Lynne Truss, author of Eats, Shoots and Leaves: the Zero Tolerance Approach to Punctuation, say that she is "not a pedant, but a stickler", by which she means that "people who put an apostrophe in the wrong place ... deserve to be struck by lightning, hacked up on the spot and buried in an unmarked grave." Visiting Colonial Williamsburg, I've recently learned how lucky it was, for all concerned, that Ms. Truss was not living in Virginia in the last third of the 18th century
In 1771, Robert Skipwith, the brother of Thomas Jefferson's future wife, asked for "a catalogue of books to the amount of about 50 lib. sterl.". Jefferson, who had lost his family library in a fire in 1770, and had been busily building a new one, responded with a list of 148 titles in 379 volumes, costing several times the cited limit: "such a general collection as I think you would wish and might in time find convenient to procure. Out of this you will chuse for yourself to the amount you mentioned for the present year and may hereafter as shall be convenient proceed in completing the whole."
In the cover letter that Jefferson sent with his catalogue, he felt the need to excuse the inclusion of works of fiction, by arguing that
[w]e are ... wisely framed to be as warmly interested for a fictitious as for a real personage. The field of imagination is thus laid open to our use and lessons may be formed to illustrate and carry home to the heart every moral rule of life.
In addressing this question, Jefferson uses the possessive form of it four times, twice spelled as "its" and twice spelled as "it's":
A little attention however to the nature of the human mind evinces that the entertainments of fiction are useful as well as pleasant. That they are pleasant when well written every person feels who reads. But wherein is its utility asks the reverend sage, big with the notion that nothing can be useful but the learned lumber of Greek and Roman reading with which his head is stored?
I answer, everything is useful which contributes to fix in the principles and practices of virtue. When any original act of charity or of gratitude, for instance, is presented either to our sight or imagination, we are deeply impressed with its beauty and feel a strong desire in ourselves of doing charitable and grateful acts also. On the contrary when we see or read of any atrocious deed, we are disgusted with it's deformity, and conceive an abhorence of vice. Now every emotion of this kind is an exercise of our virtuous dispositions, and dispositions of the mind, like limbs of the body acquire strength by exercise. But exercise produces habit, and in the instance of which we speak the exercise being of the moral feelings produces a habit of thinking and acting virtuously. We never reflect whether the story we read be truth or fiction. If the painting be lively, and a tolerable picture of nature, we are thrown into a reverie, from which if we awaken it is the fault of the writer.
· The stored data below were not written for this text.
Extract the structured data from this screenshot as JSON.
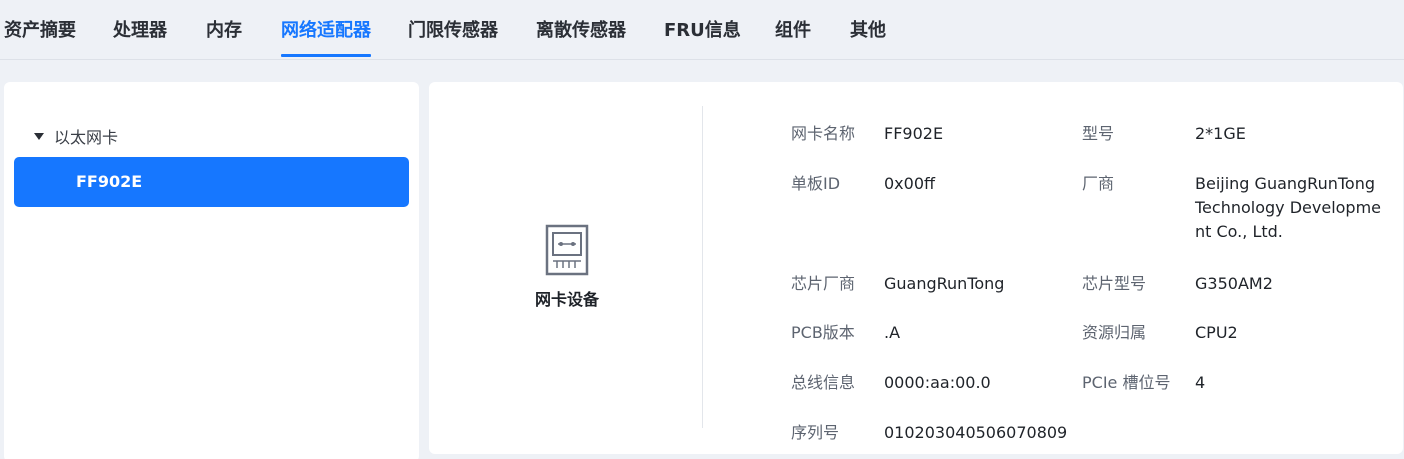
{
  "tabs": [
    {
      "label": "资产摘要"
    },
    {
      "label": "处理器"
    },
    {
      "label": "内存"
    },
    {
      "label": "网络适配器",
      "active": true
    },
    {
      "label": "门限传感器"
    },
    {
      "label": "离散传感器"
    },
    {
      "label": "FRU信息"
    },
    {
      "label": "组件"
    },
    {
      "label": "其他"
    }
  ],
  "tree": {
    "group_label": "以太网卡",
    "items": [
      {
        "label": "FF902E",
        "selected": true
      }
    ]
  },
  "device": {
    "icon": "network-card-icon",
    "label": "网卡设备"
  },
  "fields": {
    "nic_name": {
      "label": "网卡名称",
      "value": "FF902E"
    },
    "model": {
      "label": "型号",
      "value": "2*1GE"
    },
    "board_id": {
      "label": "单板ID",
      "value": "0x00ff"
    },
    "vendor": {
      "label": "厂商",
      "value": "Beijing GuangRunTong Technology Development Co., Ltd."
    },
    "chip_vendor": {
      "label": "芯片厂商",
      "value": "GuangRunTong"
    },
    "chip_model": {
      "label": "芯片型号",
      "value": "G350AM2"
    },
    "pcb_version": {
      "label": "PCB版本",
      "value": ".A"
    },
    "resource_owner": {
      "label": "资源归属",
      "value": "CPU2"
    },
    "bus_info": {
      "label": "总线信息",
      "value": "0000:aa:00.0"
    },
    "pcie_slot": {
      "label": "PCIe 槽位号",
      "value": "4"
    },
    "serial_number": {
      "label": "序列号",
      "value": "010203040506070809"
    }
  },
  "colors": {
    "accent": "#1677ff",
    "background": "#eef1f6",
    "panel": "#ffffff"
  }
}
I appeal to every reader of feeling and sentiment whether the fictitious murther of Duncan by Macbeth in Shakespeare does not excite in him as great a horror of villany, as the real one of Henry IV. by Ravaillac as related by Davila? And whether the fidelity of Nelson and generosity of Blandford in Marmontel do not dilate his breast and elevate his sentiments as much as any similar incident which real history can furnish? Does he not in fact feel himself a better man while reading them, and privately covenant to copy the fair example? We neither know nor care whether Lawrence Sterne really went to France, whether he was there accosted by the Franciscan, at first rebuked him unkindly, and then gave him a peace offering: or whether the whole be not fiction. In either case we equally are sorrowful at the rebuke, and secretly resolve we will never do so: we are pleased with the subsequent atonement, and view with emulation a soul candidly acknowleging it's fault and making a just reparation.
I did notice the errant apostrophes, but did not find that they spoiled the sentiment. I was also easily able to get past the non-standard spelling of acknowledge. In fact, I'll acknowledge that I didn't even notice it until I saw it in the title of this entry, which I cut-and-pasted from the online html version of Jefferson's letter.
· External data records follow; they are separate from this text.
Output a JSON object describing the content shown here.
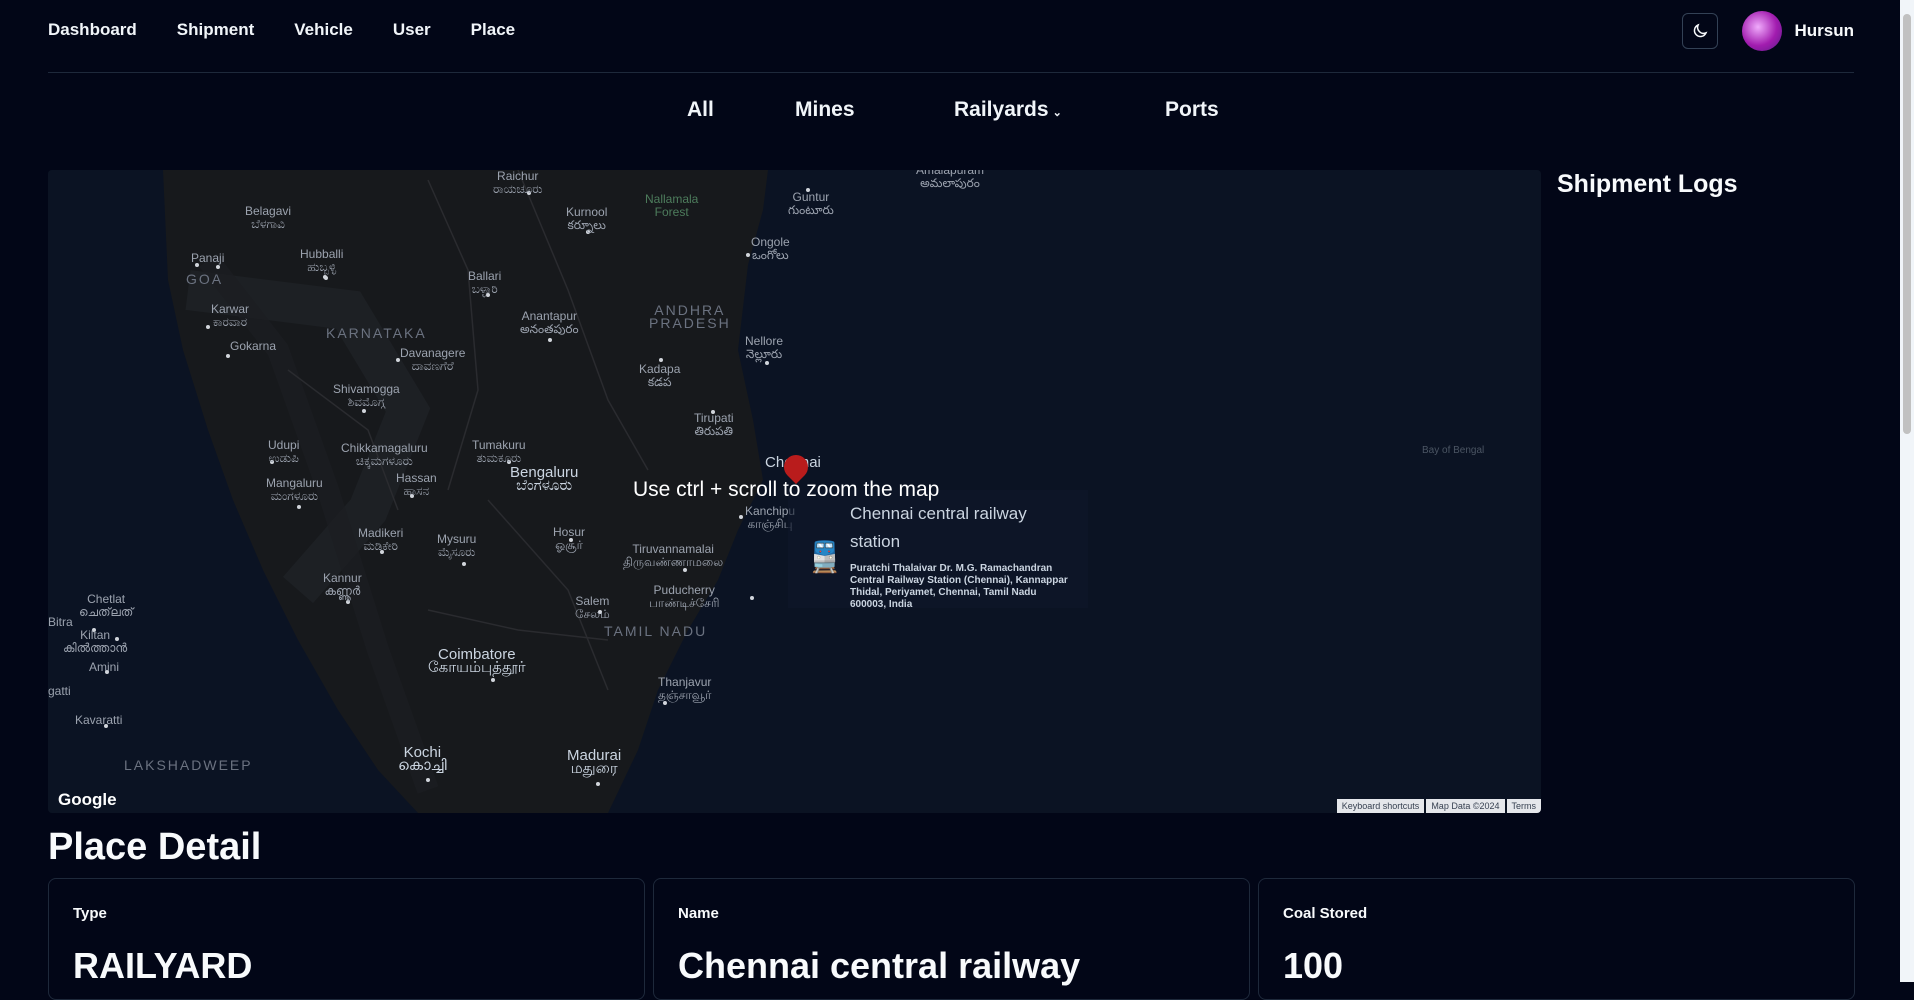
{
  "nav": {
    "links": [
      "Dashboard",
      "Shipment",
      "Vehicle",
      "User",
      "Place"
    ],
    "username": "Hursun"
  },
  "filters": {
    "all": "All",
    "mines": "Mines",
    "railyards": "Railyards",
    "ports": "Ports"
  },
  "map": {
    "zoom_hint": "Use ctrl + scroll to zoom the map",
    "labels": {
      "raichur": "Raichur\nರಾಯಚೂರು",
      "kurnool": "Kurnool\nకర్నూలు",
      "nallamala": "Nallamala\nForest",
      "guntur": "Guntur\nగుంటూరు",
      "amalapuram": "Amalapuram\nఅమలాపురం",
      "belagavi": "Belagavi\nಬೆಳಗಾವಿ",
      "hubballi": "Hubballi\nಹುಬ್ಬಳ್ಳಿ",
      "panaji": "Panaji",
      "goa": "GOA",
      "ballari": "Ballari\nಬಳ್ಳಾರಿ",
      "ongole": "Ongole\nఒంగోలు",
      "karwar": "Karwar\nಕಾರವಾರ",
      "andhra": "ANDHRA\nPRADESH",
      "karnataka": "KARNATAKA",
      "anantapur": "Anantapur\nఅనంతపురం",
      "nellore": "Nellore\nనెల్లూరు",
      "gokarna": "Gokarna",
      "davanagere": "Davanagere\nದಾವಣಗೆರೆ",
      "kadapa": "Kadapa\nకడప",
      "shivamogga": "Shivamogga\nಶಿವಮೊಗ್ಗ",
      "tirupati": "Tirupati\nతిరుపతి",
      "udupi": "Udupi\nಉಡುಪಿ",
      "chikkamagaluru": "Chikkamagaluru\nಚಿಕ್ಕಮಗಳೂರು",
      "tumakuru": "Tumakuru\nತುಮಕೂರು",
      "chennai": "Chennai",
      "bengaluru": "Bengaluru\nಬೆಂಗಳೂರು",
      "hassan": "Hassan\nಹಾಸನ",
      "mangaluru": "Mangaluru\nಮಂಗಳೂರು",
      "kanchipuram": "Kanchipu\nகாஞ்சிபு",
      "madikeri": "Madikeri\nಮಡಿಕೇರಿ",
      "mysuru": "Mysuru\nಮೈಸೂರು",
      "hosur": "Hosur\nஓசூர்",
      "tiruvannamalai": "Tiruvannamalai\nதிருவண்ணாமலை",
      "kannur": "Kannur\nകണ്ണൂർ",
      "puducherry": "Puducherry\nபாண்டிச்சேரி",
      "salem": "Salem\nசேலம்",
      "tamilnadu": "TAMIL NADU",
      "chetlat": "Chetlat\nചെത്‌ലത്",
      "bitra": "Bitra",
      "kiltan": "Kiltan\nകിൽത്താൻ",
      "amini": "Amini",
      "coimbatore": "Coimbatore\nகோயம்புத்தூர்",
      "thanjavur": "Thanjavur\nதஞ்சாவூர்",
      "agatti": "gatti",
      "kavaratti": "Kavaratti",
      "lakshadweep": "LAKSHADWEEP",
      "kochi": "Kochi\nകൊച്ചി",
      "madurai": "Madurai\nமதுரை",
      "bay": "Bay of Bengal"
    },
    "place_card": {
      "title": "Chennai central railway station",
      "address": "Puratchi Thalaivar Dr. M.G. Ramachandran Central Railway Station (Chennai), Kannappar Thidal, Periyamet, Chennai, Tamil Nadu 600003, India"
    },
    "google": "Google",
    "footer": [
      "Keyboard shortcuts",
      "Map Data ©2024",
      "Terms"
    ]
  },
  "logs": {
    "title": "Shipment Logs"
  },
  "detail": {
    "title": "Place Detail",
    "cards": [
      {
        "label": "Type",
        "value": "RAILYARD"
      },
      {
        "label": "Name",
        "value": "Chennai central railway"
      },
      {
        "label": "Coal Stored",
        "value": "100"
      }
    ]
  }
}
This does not seem to have been a commonplace spelling of the time, but just an idiosyncratic mistake by Jefferson, since the OED has:
1590 SHAKES. Com. Err. V. i. 322 Thou sham'st to acknowledge me in miserie.
1597 1 Hen. IV, III. ii. 111 Through all the Kingdomes that acknowledge Christ.
1611 BIBLE Wisd. xii. 27 They acknowledged him to be the true God, whome before they denyed to know. Prov. iii. 6 In all thy wayes acknowledge him, and he shall direct thy pathes.
1651 HOBBES Leviathan I. x. 43 He acknowledgeth the power which others acknowledge.
1762 GOLDSM. Cit. W. (1837) iv. 16 An Englishman is taught to acknowledge no other master than the laws which himself has contributed to enact.
1781 GIBBON Decl. & F. III. 65 The authority of Theodosius was cheerfully acknowledged by all the inhabitants of the Roman world.
If all this means that I'm not a stickler, but a pedant, so be it. I like to think that Jefferson would have taken the same view.